Erdoğan, kelamlarını şöyle sürdürdü:
“Ey TÜSİAD’ın başına gelen beyefendi: Dış siyasette sen bize ders veremezsin. Sen daha çıraksın, kalfa dahi olamadın. Dün bir, bugün iki. Ne oldu ki bu iktidara ders vermeye kalkıyorsun. Evvel haddini bil, haddini bil. Bunlar da akıllarını başlarına almadıkları sürece iktidarın kapısından içeri giremezler. Bunu da bilmeleri lazım. Biz dış siyasette İsveç, Finlandiya, niçin bunlara karşı hal alıyoruz?
Neden? İsveç’in, Finlandiya’nın sokaklarında terör örgütleri cirit atarken biz onlara kapılarımızı mı açacağız, onların yanında mı yer alacağız? Ey TÜSİAD, siz onların yanında yer alabilirsiniz. Biz şehitlerimizin kanını yerde bırakmayacağız, bunu bilesiniz. İşte Batı’yı görüyoruz. Almanya’da caddelerde Alman polisinin nezaretinde bu terör örgütleri yürüyüşler yapıyorlar. Fransa’da yürüyüşler yapıyorlar. Maalesef İngiltere’de hakeza o denli. Avrupa’nın bütün ülkelerinde, tıpkı durumla karşı karşıyayız. Bütün bunlara karşı sizin ali menfaatlerinizi korumak için sesimizi çıkarmayacak mıyız? Kusura bakmayın, sizden evvel gelen ağa babalarınız da tıpkı kafadaydılar, görüyorum ki siz de tıpkı kafadasınız.

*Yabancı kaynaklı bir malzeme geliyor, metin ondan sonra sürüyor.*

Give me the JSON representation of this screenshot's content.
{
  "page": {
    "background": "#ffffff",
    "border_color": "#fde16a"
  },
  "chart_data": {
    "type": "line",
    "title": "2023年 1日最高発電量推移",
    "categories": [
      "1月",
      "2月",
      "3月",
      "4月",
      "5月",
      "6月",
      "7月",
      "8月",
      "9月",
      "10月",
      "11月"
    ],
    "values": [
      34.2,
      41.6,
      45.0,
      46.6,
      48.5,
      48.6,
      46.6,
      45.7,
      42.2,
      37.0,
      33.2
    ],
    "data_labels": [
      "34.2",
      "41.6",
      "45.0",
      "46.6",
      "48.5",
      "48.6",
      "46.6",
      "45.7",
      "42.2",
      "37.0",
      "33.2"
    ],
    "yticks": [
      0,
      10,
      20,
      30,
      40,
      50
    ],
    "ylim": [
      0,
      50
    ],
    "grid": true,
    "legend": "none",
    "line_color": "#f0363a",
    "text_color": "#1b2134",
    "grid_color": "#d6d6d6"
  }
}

Eğer TÜSİAD bu gidişiyle devam ederse bu iktidarın kapısını hiç çalmasın ve görüyorum ki sizler birebir merkezden yönetim ediliyorsunuz. Birebir merkez aşikâr, CHP. Oradan size neyi sufle ediyorlarsa siz de motamot o ağızla konuşuyorsunuz. Sizden evvelki ağa babalarınız da bu türlü konuşuyordu siz de tıpkı halde konuşuyorsunuz. Öyleyse bu kapı yerli ve ulusal duruş sergileyene açıktır, yerli ve ulusal duruş sergilemeyene kapalıdır.”
Gıdada üretim sorunu yok
Erdoğan’ın konuşmasında evvel çıkan başlıklar özetle şöyle;
“Ülkemizin vatandaşlarına temel muhtaçlıkları kapsamındaki hububatı, zerzevat ve meyveyi üretmi konusunda hiç bir düşüncemiz yok.
Çiftçilerimizin tohum, mazot, gübre üzere girdilerdeki artışların farkındayız. Bunun için alım fiyatlarını yüksek tutmaktan prim ve destekleme sayılarını artırmaya kadar pek çok tedbir alıyoruz. Dünyanın önemli bir besin krizi ile yüz yüze olduğu bu devirde üretimin artarak sürmesi önceliğimizdir. Güçteki dışa bağımlılığı azaltmak için de ağır gayret içindeyiz. Karadeniz’de keşfettiğimiz 540 milyar metreküplük doğalgazı bir an evvel ulusal sisteme bağlamak için gece gündüz çalışıyoruz.”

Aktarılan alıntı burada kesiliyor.